Capítulo 35
El teniente Vincent Delaney. de la brigada especial, estaba en el centro de la sala de estar del coronel George Gatty, contemplando el cadáver, que seguía ensartado en el sillón de cuero marrón como si fuera media res. El que hubiera matado a aquel viejo tan feo se había superado a sí mismo. Según Bandar Singh, el ayudante del forense, le habían hincado por el cuello sesenta centímetros de acero, cuya punta asomaba por el perineo, señal de que había salido entre los huevecillos arrugados de la víctima y su culo fruncido.
Putkin, el criminólogo, atribuía a eso el mal olor: a que la espada, afiladísima, hubiera seccionado media docena de órganos vitales a lo largo de su trayectoria, además de la pared del estómago y los dos intestinos. Sabían que era una espada nazi por la enorme esvástica que tenía entre las garras el águila de plata que formaba el mango. Lo peor era que estuviera todo a la vista. Como en el momento de ser asesinado Gatty iba en bata, se le veía hasta el último centímetro de su cuerpo de viejo.
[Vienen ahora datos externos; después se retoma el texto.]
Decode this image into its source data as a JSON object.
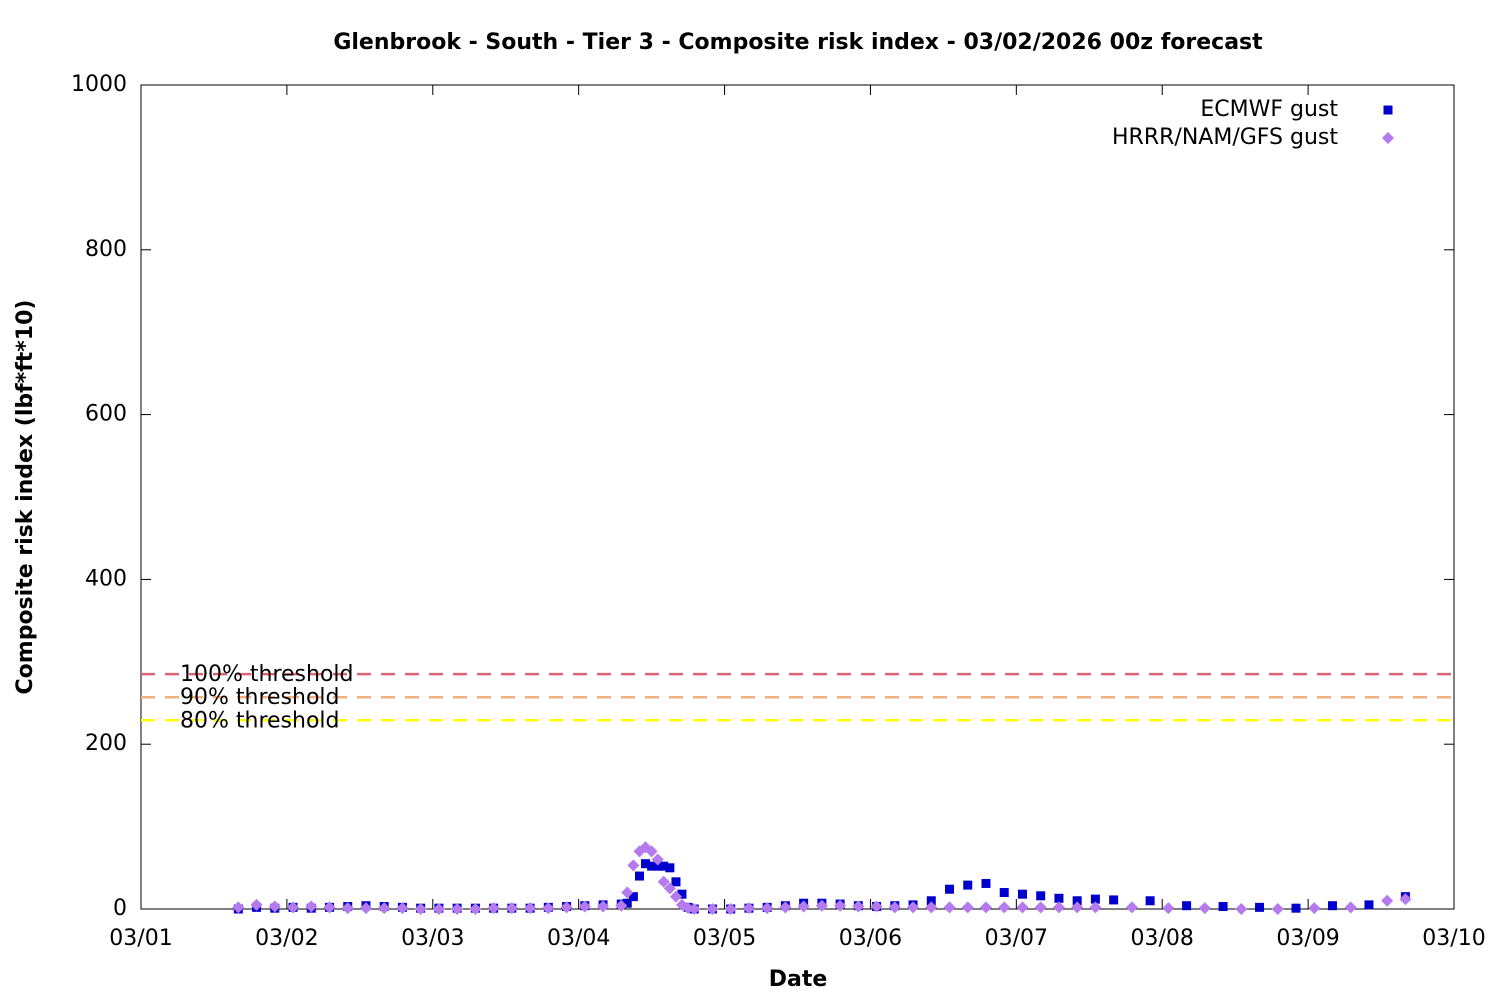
{
  "chart_data": {
    "type": "scatter",
    "title": "Glenbrook - South - Tier 3 - Composite risk index - 03/02/2026 00z forecast",
    "xlabel": "Date",
    "ylabel": "Composite risk index (lbf*ft*10)",
    "xlim": [
      0,
      9
    ],
    "xticks": [
      {
        "value": 0,
        "label": "03/01"
      },
      {
        "value": 1,
        "label": "03/02"
      },
      {
        "value": 2,
        "label": "03/03"
      },
      {
        "value": 3,
        "label": "03/04"
      },
      {
        "value": 4,
        "label": "03/05"
      },
      {
        "value": 5,
        "label": "03/06"
      },
      {
        "value": 6,
        "label": "03/07"
      },
      {
        "value": 7,
        "label": "03/08"
      },
      {
        "value": 8,
        "label": "03/09"
      },
      {
        "value": 9,
        "label": "03/10"
      }
    ],
    "ylim": [
      0,
      1000
    ],
    "yticks": [
      0,
      200,
      400,
      600,
      800,
      1000
    ],
    "legend": "top-right",
    "thresholds": [
      {
        "label": "100% threshold",
        "value": 285,
        "color": "#dc6474"
      },
      {
        "label": "90% threshold",
        "value": 257,
        "color": "#f2b07e"
      },
      {
        "label": "80% threshold",
        "value": 229,
        "color": "#ffff00"
      }
    ],
    "series": [
      {
        "name": "ECMWF gust",
        "color": "#0000cc",
        "marker": "square",
        "x": [
          0.667,
          0.792,
          0.917,
          1.042,
          1.167,
          1.292,
          1.417,
          1.542,
          1.667,
          1.792,
          1.917,
          2.042,
          2.167,
          2.292,
          2.417,
          2.542,
          2.667,
          2.792,
          2.917,
          3.042,
          3.167,
          3.292,
          3.333,
          3.375,
          3.417,
          3.458,
          3.5,
          3.542,
          3.583,
          3.625,
          3.667,
          3.708,
          3.75,
          3.792,
          3.917,
          4.042,
          4.167,
          4.292,
          4.417,
          4.542,
          4.667,
          4.792,
          4.917,
          5.042,
          5.167,
          5.292,
          5.417,
          5.542,
          5.667,
          5.792,
          5.917,
          6.042,
          6.167,
          6.292,
          6.417,
          6.542,
          6.667,
          6.917,
          7.167,
          7.417,
          7.667,
          7.917,
          8.167,
          8.417,
          8.667
        ],
        "values": [
          0,
          2,
          1,
          2,
          1,
          2,
          3,
          4,
          3,
          2,
          1,
          1,
          1,
          1,
          1,
          1,
          1,
          2,
          3,
          4,
          5,
          6,
          7,
          15,
          40,
          55,
          52,
          52,
          52,
          50,
          33,
          18,
          2,
          0,
          0,
          0,
          1,
          2,
          4,
          7,
          7,
          6,
          4,
          3,
          4,
          5,
          10,
          24,
          29,
          31,
          20,
          18,
          16,
          13,
          10,
          12,
          11,
          10,
          4,
          3,
          2,
          1,
          4,
          5,
          15
        ]
      },
      {
        "name": "HRRR/NAM/GFS gust",
        "color": "#b57bee",
        "marker": "diamond",
        "x": [
          0.667,
          0.792,
          0.917,
          1.042,
          1.167,
          1.292,
          1.417,
          1.542,
          1.667,
          1.792,
          1.917,
          2.042,
          2.167,
          2.292,
          2.417,
          2.542,
          2.667,
          2.792,
          2.917,
          3.042,
          3.167,
          3.292,
          3.333,
          3.375,
          3.417,
          3.458,
          3.5,
          3.542,
          3.583,
          3.625,
          3.667,
          3.708,
          3.75,
          3.792,
          3.917,
          4.042,
          4.167,
          4.292,
          4.417,
          4.542,
          4.667,
          4.792,
          4.917,
          5.042,
          5.167,
          5.292,
          5.417,
          5.542,
          5.667,
          5.792,
          5.917,
          6.042,
          6.167,
          6.292,
          6.417,
          6.542,
          6.792,
          7.042,
          7.292,
          7.542,
          7.792,
          8.042,
          8.292,
          8.542,
          8.667
        ],
        "values": [
          2,
          5,
          3,
          2,
          3,
          2,
          1,
          1,
          1,
          1,
          0,
          0,
          0,
          0,
          1,
          1,
          1,
          1,
          2,
          3,
          3,
          4,
          20,
          53,
          70,
          75,
          70,
          60,
          33,
          25,
          15,
          5,
          1,
          0,
          0,
          0,
          1,
          1,
          2,
          3,
          4,
          4,
          3,
          3,
          2,
          2,
          2,
          2,
          2,
          2,
          2,
          2,
          2,
          2,
          2,
          2,
          2,
          1,
          1,
          0,
          0,
          1,
          2,
          10,
          12
        ]
      }
    ]
  }
}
Putkin y sus compinches hacían medidas y pruebas entre los fogonazos de los flashes. Un estreno a lo Hollywood para la víctima.
Llegó Billy Boyd, con una libreta entre sus dedos de salchicha.
—¿Qué? Supongo que este asesinato tiene algo que ver con el otro, ¿no?
—Sí, y puede que también con el que nos contó por teléfono aquel policía de chiste de Alabama. —Delaney sacudió la cabeza—. Yo no sabía ni que Alabama tuviera costa.
—Ni yo —dijo Boyd—. Pensaba que no tenía salida al mar.
—Bueno, tampoco es que eso tenga mucho que ver con el muerto.
—¿Éste?
—El de Alabama.
—¿Y cuál crees que es la relación entre todos estos asesinatos?
Boyd no parecía muy seguro.
—No sé, Billy, no sé qué relación puede haber entre un tío de un museo al que le meten un cuchillo por el cuello en la Quinta Avenida, el fiambre de Alabama, que era una especie de megacoleccionista de arte y al que le clavaron una botella de Absolut, y el coronel, aquí presente, al que se ha cargado una especie de Vlad el Empalador nazi. Pero es una posibilidad que me planteo.
—¿Quién es Vlad el Empalador?
—Uno que sale en los programas de lucha libre. —Delaney suspiró—, Oye, Billy, ¿sabes qué? Vete a hablar con Singh y averigua la hora de la muerte.
—Marchando.
En realidad, Delaney no necesitaba que se lo confirmasen. Dado el atuendo de la víctima, era evidente que le habían matado o en la cama o de camino a ella; o sea, en algún momento de la noche. El mayordomo de Gatty, un tal Bertram Throens, vivía con su mujer —la cocinera— en un apartamento del sótano, pero ninguno de los dos había oído nada raro.
Como en el caso de Crawley, el del museo, proliferarían los sospechosos. A Crawley le habían asesinado justo cuando se celebraba una recepción para quinientas personas en la planta baja y, a juzgar por todos los indicios, lo más probable era que el visitante nocturno del coronel hubiera venido con la falsa intención de venderle la espada usada para matarle.
Habían encontrado en el recibidor el maletín para guardarla, forrado de seda por dentro y de piel por fuera. Delaney sabía tanto de alemán como de gaélico, pero enseguida le habían llamado la atención los nombres de Rommel y Adolf Hitler. Se imaginaba que la transacción habría sido económicamente muy cuantiosa y que el interés del coronel se habría avivado mucho. A juzgar por la casa, era un coleccionista de los gordos, conque lo de recibir en bata quizá no fuera tan anómalo. Las preguntas al mayordomo le habían llevado a la misma conclusión: el coronel recibía bastantes visitas nocturnas.
Suspiró e inhibió el olfato todo lo que pudo cuando los del camión de los fiambres levantaron el cadáver y lo pusieron en una camilla de las que se cerraban. La verdadera pregunta que nunca se alejaba de sus pensamientos versaba sobre la extraña relación entre el caso y la pelirroja guapa que parecía desempeñar un papel central dentro de él. Y esto le llevaba a una pregunta aún más importante: ¿qué había sido de Fiona Ryan?, ¿dónde estaba ahora?